- Native name: Russian: Роман Спиридонович Машков
- Born: September 24, 1922 Bolshiye Goly in Irkutsk Oblast, USSR
- Died: July 22, 1971 (aged 48) Novokhopyorsk in Voronezh Oblast, USSR
- Allegiance: Soviet Union
- Branch: Red Army
- Service years: 1942–1945
- Rank: Lieutenant
- Unit: Commander of the intelligence platoon of 5th motorized infantry brigade of 5th Tank Corps, 2nd Baltic Front
- Conflicts: Attack on Ērgļi railway station
- Awards: Hero of the Soviet Union Order of Lenin Order of the Red Star
- Other work: Was engaged in country work in collective farm

= Roman Mashkov =

Hero of the Soviet Union

Roman Spiridonovich Mashkov (Рома́н Спиридо́нович Машко́в; September 24, 1922 - July 22, 1971) was the commander of a Soviet reconnaissance platoon during World War II. He was awarded the Soviet Union's highest award for military valour, the Hero of the Soviet Union.

== Biography ==
Mashkov was born on September 24, 1922, to a Russian peasant family in Bolshiye Goly, a village in the Kachugsky District of Irkutsk Oblast. After completing seven years of primary school in his home town, he worked on a collective farm.

In October 1941, Mashkov was conscripted into the Red Army during a Komsomol mobilization and then served in the Soviet Airborne Forces. Beginning in April 1942, he commanded an infantry reconnaissance platoon in battles on the Northwestern and Kalinin Fronts. In December 1943, he took command of the reconnaissance platoon of a motor rifle battalion.

He served as the commander of a reconnaissance platoon of the 5th Motor Rifle Brigade of the 5th Tank Corps of the 2nd Baltic Front and participated in the battle for Latvia. On August 21, 1944, under the command of Major Korney Dityuk, Mashkov was deployed in a mechanized infantry battalion that attacked the Ērgļi railway station in the Madona Municipality of Latvia (now the Ērgļi municipality). The day after, the battalion was cut off from the brigade's main forces. As the platoon fought to hold its position, Lieutenant Mashkov commanded eight soldiers to hold off the enemy attacks, killing ten German soldiers in the process. During the attack, he fired bullets from a mounted machine gun. Afterwards, he supplied information on the deployment and location of German soldiers and artillery.

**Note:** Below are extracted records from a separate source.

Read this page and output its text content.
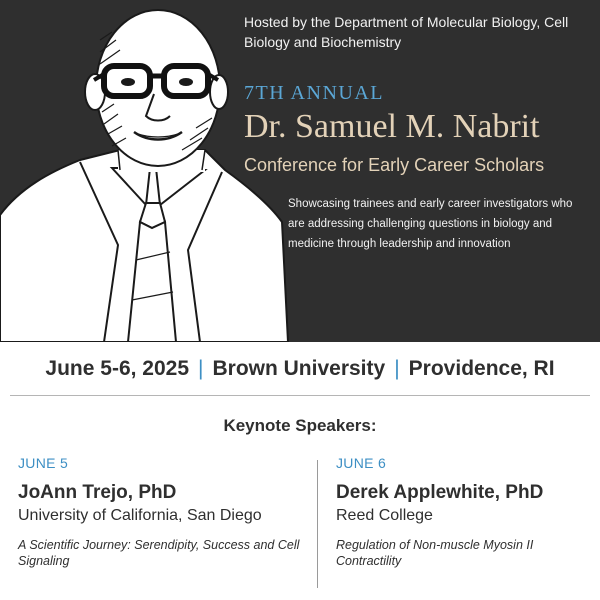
Hosted by the Department of Molecular Biology, Cell Biology and Biochemistry
7TH ANNUAL
Dr. Samuel M. Nabrit
Conference for Early Career Scholars
Showcasing trainees and early career investigators who are addressing challenging questions in biology and medicine through leadership and innovation
June 5-6, 2025 | Brown University | Providence, RI
Keynote Speakers:
JUNE 5
JoAnn Trejo, PhD
University of California, San Diego
A Scientific Journey: Serendipity, Success and Cell Signaling
JUNE 6
Derek Applewhite, PhD
Reed College
Regulation of Non-muscle Myosin II Contractility
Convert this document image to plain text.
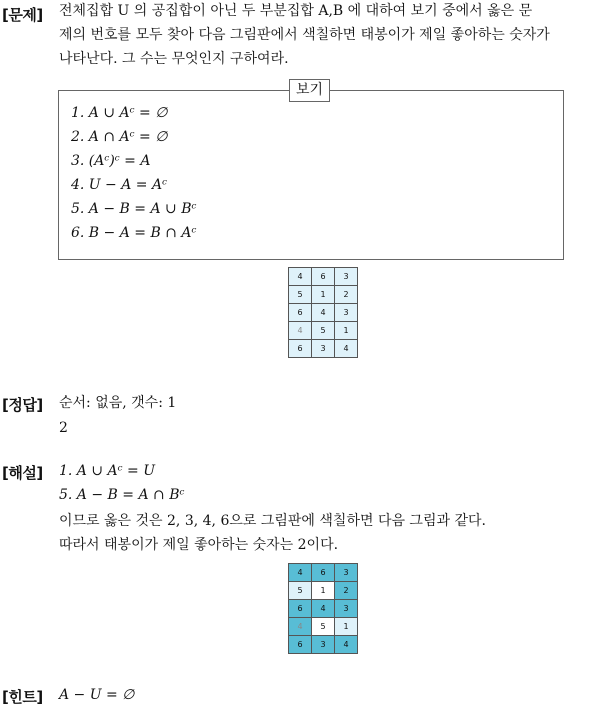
[문제] 전체집합 U 의 공집합이 아닌 두 부분집합 A,B 에 대하여 보기 중에서 옳은 문
제의 번호를 모두 찾아 다음 그림판에서 색칠하면 태봉이가 제일 좋아하는 숫자가
나타난다. 그 수는 무엇인지 구하여라.
보기
1. A ∪ Aᶜ = ∅
2. A ∩ Aᶜ = ∅
3. (Aᶜ)ᶜ = A
4. U − A = Aᶜ
5. A − B = A ∪ Bᶜ
6. B − A = B ∩ Aᶜ
4	6	3
5	1	2
6	4	3
4	5	1
6	3	4
[정답] 순서: 없음, 갯수: 1
2
[해설] 1. A ∪ Aᶜ = U
5. A − B = A ∩ Bᶜ
이므로 옳은 것은 2, 3, 4, 6으로 그림판에 색칠하면 다음 그림과 같다.
따라서 태봉이가 제일 좋아하는 숫자는 2이다.
4	6	3
5	1	2
6	4	3
4	5	1
6	3	4
[힌트] A − U = ∅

Later on, Mashkov was in charge of several reconnaissance sorties. During one of them, he discovered the location of the headquarters of a German division. Mashkov led an attack on the headquarters, seized documents and killed the German division commander.

Mashkov played an essential role in preparing an exit strategy for the battalion and breaking through the enemy defenses. He delivered intelligence on positions of German weapons emplacements to Dityuk. For his accomplishments, Mashkov was awarded the title of Hero of the Soviet Union on 24 March 1945. Dityuk and Starshina Gennady Myakshin from the battalion were also made Heroes of the Soviet Union.

He was wounded four times during the war, returning to the front lines shortly after each treatment. He was present in Berlin on Russian Victory Day.

After World War II, Mashkov was transferred to the reserve. Demobilized, he returned home to a hero's welcome in August 1946 and addressed the Second Pyatiletka kolkhoz, telling them that he would "rest a little after the road" and "take up his native peasant business." In his retirement, he moved to Novokhopyorsk in Voronezh Oblast, where he died on July 22, 1971.

Mashkov was awarded the Order of Lenin, the Gold Star medal (No. 8936), and various other medals. A memorial bust of Moshkov is part of the World War II Victory Memorial in the city of Novokhopyorsk.